Friday, 26 February 2010


Harbinger (-nj-) n. One who harbinges.

I spotted and photographed one of the real harbingers of Spring's arrival today: the afternoon sunshine is finally bright enough and at the right angle through the back door to catch our shiny metal kettle in just the right way to cast a protoplasmic net of reflections over the wall. Still no frogs, though.


Mauro Thon Giudici said...

this morning I was in the Parco Sud Milano and spotted several herons that seemed quite busy. Suppose that here the frogs are waking up now. Here, in Milan, spring is at the doors. As a matter of fact the traditional beginning is anticipated to the 13 of March ("el tredesin de mars" in local parlance). Its a tradition that is said to go back to the Celts (or Kelts not sure).

Gavin McL said...

I watched that light arrive and fade into darkness from the confines of a meeting room. Next time

Bronislaus Janulis said...

"Harbinges" ?

Good one.

I hear much territorial chatter amongst the avian citizens, though the land is still buried under snow and ice.


Dave Leeke said...

I watched a heron last week creepily playing a waiting game on the banks of the River Stour on the Suffolk/Essex border. However, over the last two days there has been a return of the Oystercatchers that frequent the promenade at the bottom of our road (just outside the pub).

Spring at last.

Mike C. said...

"Cast not a clout till May be out" are words to live by in these northern latitudes ("clout" = item of clothing), though both standards of personal hygiene and annual temperatures were certainly lower when this wisdom was established.
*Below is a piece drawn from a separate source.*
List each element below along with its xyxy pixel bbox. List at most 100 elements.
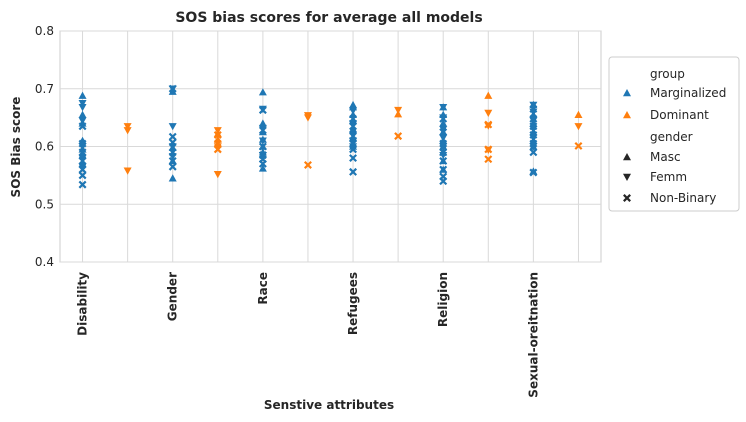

Herons are creepy birds, Dave, aren't they? Big, too -- a few live on Southampton Common, and startle me whenever they fly overhead.


Dave Leeke said...

Yes they are - I remember one flying a few feet over my head as I walked out into my garden once when we lived in Langford close to the River Ivel. That certainly gave me a shock. But it was a magical moment too. Never to be forgotten.